Intervention Process
Interventions into the Publication of a Statutory Instrument
The Publisher may correct low impact errors on the author's behalf, at the author's risk, but users are encouraged to correct these errors themselves to ensure accurate and timely publication and to avoid the surcharge for processing a non-valid document.
Departments may request the Publisher to fix low impact errors at the time of submission for registration.

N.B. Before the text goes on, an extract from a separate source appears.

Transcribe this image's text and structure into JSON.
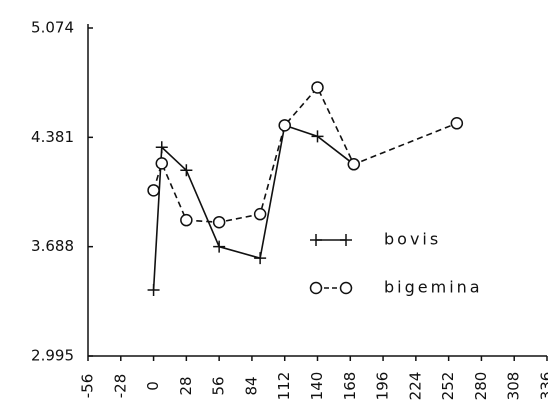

If a submitted SI document fails validation it will be sent back to the Department, and providing the document contains only low impact errors the Department may return the document and request the Publisher to fix these errors which will attract an additional surcharge.

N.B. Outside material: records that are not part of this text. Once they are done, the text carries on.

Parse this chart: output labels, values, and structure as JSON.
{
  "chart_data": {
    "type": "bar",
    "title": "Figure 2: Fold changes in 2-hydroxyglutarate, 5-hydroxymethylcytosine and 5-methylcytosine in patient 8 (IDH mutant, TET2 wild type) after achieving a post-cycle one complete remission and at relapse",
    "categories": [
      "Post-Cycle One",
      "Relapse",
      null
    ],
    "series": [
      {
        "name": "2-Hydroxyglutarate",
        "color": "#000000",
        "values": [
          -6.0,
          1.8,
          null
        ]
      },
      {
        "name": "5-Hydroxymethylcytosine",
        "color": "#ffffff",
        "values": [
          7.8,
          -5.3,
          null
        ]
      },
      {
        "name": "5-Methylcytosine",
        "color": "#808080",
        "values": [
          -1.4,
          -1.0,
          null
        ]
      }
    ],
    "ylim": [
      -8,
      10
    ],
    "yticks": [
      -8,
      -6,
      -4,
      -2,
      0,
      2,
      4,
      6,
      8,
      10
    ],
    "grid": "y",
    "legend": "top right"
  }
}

The error message codes associated with low impact errors are shown in the following list.
a00012 e00046 e00107
a00022 e00111 e00109
a00045 e00060 e00112
a00061 e00061 e00113
a00067 e00063 e00119
a00073 e00064 e00120
a00075 e00065 e00121
a00091 e00066 e00122
a00097 e00067 e00124
a00110 e00069 e00126
c00023 e00070 e00127
e00005 e00071 e00129
e00012 e00087 e00130
e00015 e00088 e00131
e00016 e00092 e00132
e00017 e00097 e00133
e00022 e00099 e00136
e00025 e00100 e00137
e00028 e00101 e00140
e00032 e00106 e00143
e00158 e00159
Interventions into Statutory Instruments to resolve high impact errors can change the visual look of the SI. Any SI that has high impact errors will be returned to the Department to resolve these. This ensures consistency is maintained between the signed SI that is made, registered and published.
In exceptional circumstances and at the request of the SI Registrar, the Publisher will resolve high impact errors in templated SIs and provide a PDF version of the document for departmental approval prior to publication. This intervention and approval process could impact the publication date of the SI and would attract additional charges outside of the templated SI pricing model.

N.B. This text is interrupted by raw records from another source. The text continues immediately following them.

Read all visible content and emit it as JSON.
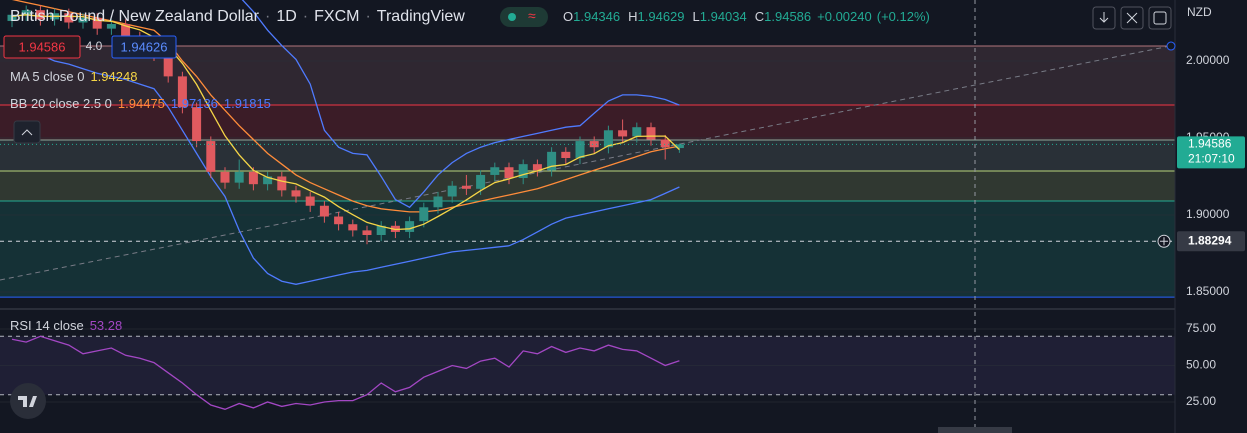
{
  "chart_data": [
    {
      "type": "candlestick",
      "title": "British Pound / New Zealand Dollar",
      "interval": "1D",
      "source": "FXCM",
      "platform": "TradingView",
      "currency": "NZD",
      "ohlc_labels": [
        "O",
        "H",
        "L",
        "C"
      ],
      "ohlc": [
        1.94346,
        1.94629,
        1.94034,
        1.94586
      ],
      "change": "+0.00240",
      "change_percent": "(+0.12%)",
      "trade": {
        "sell": 1.94586,
        "spread": "4.0",
        "buy": 1.94626
      },
      "open": [
        2.026,
        2.03,
        2.033,
        2.027,
        2.031,
        2.025,
        2.028,
        2.021,
        2.024,
        2.016,
        2.012,
        2.004,
        1.99,
        1.97,
        1.948,
        1.928,
        1.921,
        1.928,
        1.92,
        1.925,
        1.916,
        1.912,
        1.906,
        1.899,
        1.894,
        1.89,
        1.887,
        1.893,
        1.889,
        1.896,
        1.905,
        1.912,
        1.919,
        1.917,
        1.926,
        1.931,
        1.924,
        1.933,
        1.929,
        1.941,
        1.937,
        1.948,
        1.944,
        1.955,
        1.951,
        1.957,
        1.949,
        1.94346
      ],
      "high": [
        2.033,
        2.036,
        2.036,
        2.034,
        2.034,
        2.031,
        2.031,
        2.027,
        2.027,
        2.019,
        2.015,
        2.007,
        1.993,
        1.973,
        1.951,
        1.931,
        1.936,
        1.931,
        1.928,
        1.928,
        1.919,
        1.915,
        1.909,
        1.902,
        1.897,
        1.893,
        1.896,
        1.896,
        1.899,
        1.908,
        1.915,
        1.922,
        1.926,
        1.929,
        1.934,
        1.934,
        1.936,
        1.936,
        1.944,
        1.944,
        1.951,
        1.951,
        1.958,
        1.962,
        1.96,
        1.96,
        1.952,
        1.94629
      ],
      "low": [
        2.022,
        2.026,
        2.023,
        2.023,
        2.021,
        2.021,
        2.017,
        2.017,
        2.012,
        2.008,
        2.0,
        1.986,
        1.966,
        1.944,
        1.924,
        1.917,
        1.917,
        1.916,
        1.916,
        1.912,
        1.908,
        1.902,
        1.895,
        1.89,
        1.886,
        1.881,
        1.883,
        1.885,
        1.885,
        1.892,
        1.901,
        1.908,
        1.913,
        1.913,
        1.922,
        1.92,
        1.92,
        1.925,
        1.925,
        1.933,
        1.933,
        1.94,
        1.94,
        1.947,
        1.947,
        1.945,
        1.936,
        1.94034
      ],
      "close": [
        2.03,
        2.033,
        2.027,
        2.031,
        2.025,
        2.028,
        2.021,
        2.024,
        2.016,
        2.012,
        2.004,
        1.99,
        1.97,
        1.948,
        1.928,
        1.921,
        1.928,
        1.92,
        1.925,
        1.916,
        1.912,
        1.906,
        1.899,
        1.894,
        1.89,
        1.887,
        1.893,
        1.889,
        1.896,
        1.905,
        1.912,
        1.919,
        1.917,
        1.926,
        1.931,
        1.924,
        1.933,
        1.929,
        1.941,
        1.937,
        1.948,
        1.944,
        1.955,
        1.951,
        1.957,
        1.949,
        1.944,
        1.94586
      ],
      "up_color": "#2f8f84",
      "down_color": "#e05a5f",
      "indicators": [
        {
          "name": "MA 5 close 0",
          "lines": [
            {
              "color": "#f5d547",
              "last": 1.94248,
              "values": [
                2.029,
                2.03,
                2.029,
                2.029,
                2.029,
                2.0288,
                2.0264,
                2.0258,
                2.0228,
                2.0202,
                2.0154,
                2.0092,
                1.9984,
                1.9848,
                1.968,
                1.9514,
                1.939,
                1.929,
                1.9244,
                1.922,
                1.9202,
                1.9158,
                1.9116,
                1.9054,
                1.9002,
                1.8952,
                1.8926,
                1.8906,
                1.891,
                1.894,
                1.899,
                1.9042,
                1.9098,
                1.9158,
                1.921,
                1.9234,
                1.9262,
                1.9286,
                1.9316,
                1.9328,
                1.9376,
                1.9398,
                1.945,
                1.947,
                1.951,
                1.9512,
                1.9512,
                1.94248
              ]
            }
          ]
        },
        {
          "name": "BB 20 close 2.5 0",
          "lines": [
            {
              "color": "#ff8c3a",
              "last": 1.94475,
              "values": [
                2.04,
                2.038,
                2.036,
                2.034,
                2.032,
                2.03,
                2.028,
                2.026,
                2.024,
                2.022,
                2.02,
                2.012,
                2.0,
                1.99,
                1.978,
                1.968,
                1.958,
                1.949,
                1.94,
                1.933,
                1.926,
                1.921,
                1.917,
                1.913,
                1.909,
                1.906,
                1.904,
                1.903,
                1.902,
                1.902,
                1.903,
                1.905,
                1.907,
                1.909,
                1.911,
                1.913,
                1.915,
                1.917,
                1.92,
                1.923,
                1.926,
                1.929,
                1.932,
                1.935,
                1.938,
                1.941,
                1.943,
                1.94475
              ]
            },
            {
              "color": "#4f7bff",
              "last": 1.97136,
              "values": [
                2.07,
                2.07,
                2.07,
                2.07,
                2.07,
                2.07,
                2.07,
                2.07,
                2.07,
                2.07,
                2.07,
                2.07,
                2.068,
                2.064,
                2.058,
                2.05,
                2.042,
                2.032,
                2.02,
                2.01,
                2.001,
                1.985,
                1.955,
                1.944,
                1.94,
                1.939,
                1.925,
                1.91,
                1.905,
                1.915,
                1.926,
                1.934,
                1.94,
                1.944,
                1.947,
                1.949,
                1.951,
                1.953,
                1.955,
                1.957,
                1.958,
                1.966,
                1.974,
                1.978,
                1.978,
                1.977,
                1.975,
                1.97136
              ]
            },
            {
              "color": "#4f7bff",
              "last": 1.91815,
              "values": [
                2.01,
                2.006,
                2.004,
                2.0,
                1.998,
                1.995,
                1.992,
                1.99,
                1.988,
                1.985,
                1.982,
                1.97,
                1.955,
                1.94,
                1.925,
                1.912,
                1.89,
                1.872,
                1.862,
                1.857,
                1.855,
                1.857,
                1.859,
                1.861,
                1.863,
                1.864,
                1.866,
                1.868,
                1.87,
                1.872,
                1.874,
                1.876,
                1.877,
                1.878,
                1.879,
                1.88,
                1.884,
                1.889,
                1.894,
                1.898,
                1.9,
                1.902,
                1.904,
                1.906,
                1.908,
                1.91,
                1.914,
                1.91815
              ]
            }
          ]
        }
      ],
      "levels": [
        2.0097,
        1.9714,
        1.9487,
        1.9286,
        1.9091,
        1.8467
      ],
      "level_colors": [
        "#b2757c",
        "#f23645",
        "#8fa89a",
        "#b7d37a",
        "#22ab94",
        "#2962ff"
      ],
      "trendline": [
        1.8578,
        2.0097
      ],
      "last_price": 1.94586,
      "countdown": "21:07:10",
      "crosshair": 1.88294,
      "ylim": [
        1.8396,
        2.0396
      ],
      "yticks": [
        {
          "value": 2.0,
          "label": "2.00000"
        },
        {
          "value": 1.95,
          "label": "1.95000"
        },
        {
          "value": 1.9,
          "label": "1.90000"
        },
        {
          "value": 1.85,
          "label": "1.85000"
        }
      ],
      "grid": true
    },
    {
      "type": "line",
      "title": "RSI 14 close",
      "color": "#a347c4",
      "last": 53.28,
      "values": [
        68,
        66,
        70,
        67,
        64,
        58,
        60,
        62,
        57,
        55,
        52,
        45,
        38,
        30,
        23,
        20,
        24,
        21,
        25,
        22,
        24,
        23,
        25,
        26,
        26,
        30,
        38,
        32,
        35,
        42,
        46,
        50,
        48,
        53,
        55,
        49,
        60,
        58,
        63,
        59,
        62,
        60,
        64,
        61,
        60,
        55,
        50,
        53.28
      ],
      "hlines": [
        70,
        30
      ],
      "ylim": [
        3.8,
        88
      ],
      "yticks": [
        {
          "value": 75,
          "label": "75.00"
        },
        {
          "value": 50,
          "label": "50.00"
        },
        {
          "value": 25,
          "label": "25.00"
        }
      ],
      "grid": true
    }
  ]
}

Intervention into XML Conversion of Statutory Instruments
XML conversion is the process used to publish legislation electronically. Statutory Instruments must be valid to the Crown Legislation Schema which controls the structure of the document before they can be published to legislation.gov.uk. Users are therefore required to correct any errors and warnings under the guidance of the Publisher’s SI Support Team before submission for registration and publication. For further information please see "Understanding Electronic Publication" pages.
The Publisher may make interventions into the XML to improve the semantic markup or document functionality where these do not change the visual appearance of the document that has been signed, made, registered and published.
Any intervention that would change the visual appearance of the SI would be agreed in advance with the SI Registrar.